An unpublished opinion of the North Carolina Court of Appeals does not constitute controlling legal authority. Citation is disfavored but may be permitted in accordance with the provisions of Rule 30(e)(3) of the North Carolina Rules of Appellate Procedure.
IN THE COURT OF APPEALS OF NORTH CAROLINA
No. COA24-410
Filed 17 September 2025
Rutherford County, Nos. 22CRS050742, 22CRS000746
STATE OF NORTH CAROLINA
v.
WALTER ASHLEY LITTLEJOHN, Defendant.
Appeal by Defendant from judgment entered 3 February 2023 by Judge J.
Thomas Davis in Rutherford County Superior Court. Heard in the Court of Appeals
15 January 2025.
Attorney General Jeff Jackson, by Assistant Attorney General Megan Shook, for the State.
Appellate Defender Glenn Gerding, by Assistant Appellate Defender David S. Hallen, for defendant-appellant.
STADING, Judge.
Walter Ashley Littlejohn (“Defendant”) appeals from final judgment entered
upon jury verdicts finding him guilty of felonious restraint and attaining habitual
felon status; he also pleaded guilty to assault inflicting physical injury on a detention
facility employee. Defendant maintains the indictment was defective, necessitating
vacatur of his felonious restraint conviction, and contends the trial court erred in STATE V. LITTLEJOHN
Opinion of the Court
instructing the jury on felonious restraint. Defendant also asserts that even if the
trial court did not err in its instruction, his trial attorney rendered ineffective
assistance of counsel (“IAC”). Since Defendant’s appeal was untimely, he petitioned
our Court for certiorari. For the reasons below, we deny Defendant’s petition for writ
of certiorari (“PWC”).
I. Background
On 3 April 2022, Defendant was walking alone when a silver Jeep Renegade
pulled up alongside him. The Jeep was driven by Kenyon McEntire, with Jennifer
Gibson in the front passenger seat, and Stevon Wilkerson in the back seat. Defendant
and Ms. Gibson had ended their relationship a few weeks earlier. Defendant entered
the Jeep and sat in the back seat. Defendant told Ms. Gibson to sit in the back seat
with him. Ms. Gibson complied because Defendant was acting “irate,” and she was
“[t]rying to keep the situation calm.” The group rode to Ms. Gibson’s mother’s house.
Upon arrival, Mr. Wilkerson stepped out, and Defendant held Ms. Gibson and yelled
for Mr. McEntire to drive. Ms. Gibson stated she wanted to leave, but Defendant
prevented her from leaving the Jeep.
Mr. McEntire then drove away from the house with Defendant and Ms. Gibson
still in the back seat. During the drive, Defendant reportedly tried to open a “samurai
sword,” but was unable to do so in the confined space. When they reached a Super 8
Motel, Defendant got out, apologized for “what had happened in the past,” and
attempted to convince Ms. Gibson to accompany him inside the motel. Ms. Gibson
-2- STATE V. LITTLEJOHN
declined Defendant’s request. Mr. McEntire then drove everyone to his mother’s
house, where they were met by law enforcement. Defendant initially stood between
Ms. Gibson and a law enforcement officer, stating “she’s not talking to you.”
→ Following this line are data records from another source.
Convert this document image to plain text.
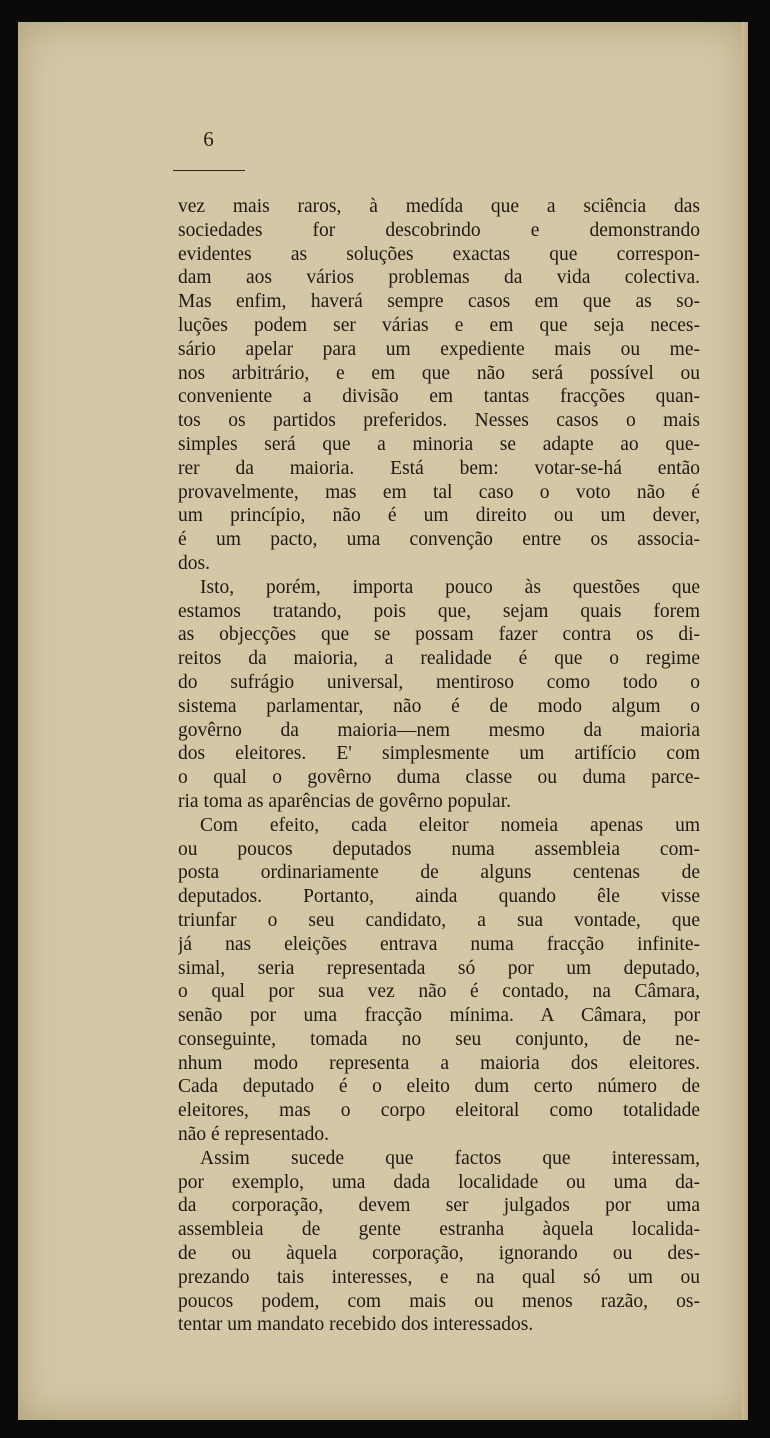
6
vez mais raros, à medída que a sciência das
sociedades for descobrindo e demonstrando
evidentes as soluções exactas que correspon-
dam aos vários problemas da vida colectiva.
Mas enfim, haverá sempre casos em que as so-
luções podem ser várias e em que seja neces-
sário apelar para um expediente mais ou me-
nos arbitrário, e em que não será possível ou
conveniente a divisão em tantas fracções quan-
tos os partidos preferidos. Nesses casos o mais
simples será que a minoria se adapte ao que-
rer da maioria. Está bem: votar-se-há então
provavelmente, mas em tal caso o voto não é
um princípio, não é um direito ou um dever,
é um pacto, uma convenção entre os associa-
dos.
Isto, porém, importa pouco às questões que
estamos tratando, pois que, sejam quais forem
as objecções que se possam fazer contra os di-
reitos da maioria, a realidade é que o regime
do sufrágio universal, mentiroso como todo o
sistema parlamentar, não é de modo algum o
govêrno da maioria—nem mesmo da maioria
dos eleitores. E' simplesmente um artifício com
o qual o govêrno duma classe ou duma parce-
ria toma as aparências de govêrno popular.
Com efeito, cada eleitor nomeia apenas um
ou poucos deputados numa assembleia com-
posta ordinariamente de alguns centenas de
deputados. Portanto, ainda quando êle visse
triunfar o seu candidato, a sua vontade, que
já nas eleições entrava numa fracção infinite-
simal, seria representada só por um deputado,
o qual por sua vez não é contado, na Câmara,
senão por uma fracção mínima. A Câmara, por
conseguinte, tomada no seu conjunto, de ne-
nhum modo representa a maioria dos eleitores.
Cada deputado é o eleito dum certo número de
eleitores, mas o corpo eleitoral como totalidade
não é representado.
Assim sucede que factos que interessam,
por exemplo, uma dada localidade ou uma da-
da corporação, devem ser julgados por uma
assembleia de gente estranha àquela localida-
de ou àquela corporação, ignorando ou des-
prezando tais interesses, e na qual só um ou
poucos podem, com mais ou menos razão, os-
tentar um mandato recebido dos interessados.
Defendant eventually moved aside when threatened with arrest for his obstruction of
an investigation. After speaking with Ms. Gibson, law enforcement officers arrested
Defendant.
On 19 September 2022, the Rutherford County Grand Jury indicted Defendant
for second-degree kidnapping and attaining the status of habitual felon. The matter
proceeded to trial on 2 February 2023. The jury found Defendant guilty of felonious
restraint, as a lesser included offense of kidnapping, and determined he had attained
habitual felon status. Before sentencing, Defendant pleaded guilty to assault
inflicting physical injury on a detention facility employee. On 3 February 2023, the
trial court imposed a sentence of 96 to 128 months in the Department of Adult
Correction for the felonious restraint conviction, and a concurrent term of 38 to 58
months for his guilty plea to assault inflicting physical injury on a detention facility
employee.
On 20 February 2023, Defendant sent a handwritten letter to the Rutherford
County Clerk of Superior Court requesting his trial transcript. The letter also stated
that Defendant was “filing on [his] own behalf a[n] . . . MAR[.]” On 2 March 2023,
the trial court entered appellate entries recognizing Defendant’s indigent status and
appointed the Appellate Defender’s Office to represent him. Defendant submitted an
-3- STATE V. LITTLEJOHN
additional letter on 26 March 2023, again requesting his trial transcripts. The letter
also stated he wanted “to be updated on what’s going on with [his] appeal.” On 13
June 2024, Defendant petitioned this Court for certiorari. The State subsequently
moved to dismiss Defendant’s appeal and responded to the PWC.
II. Jurisdiction
We must address whether this Court has jurisdiction to entertain Defendant’s
appeal in light of his PWC and the State’s motion to dismiss. The State argues that
Defendant failed to satisfy the jurisdictional requirements necessary to confer
appellate review under North Carolina law, emphasizing that he never entered a
valid notice of appeal. In particular, the State notes that Defendant’s handwritten
letter to the Clerk of Superior Court failed to satisfy Rule 4 because it was untimely,
was never served on the State, and did not identify the court to which he was
appealing. See N.C. R. App. P. 4. After careful consideration, we deny Defendant’s
PWC and dismiss his appeal. See Cryan v. Nat’l Council of YMCA of the United
States, 384 N.C. 569, 573, 887 S.E.2d 848, 851 (2023).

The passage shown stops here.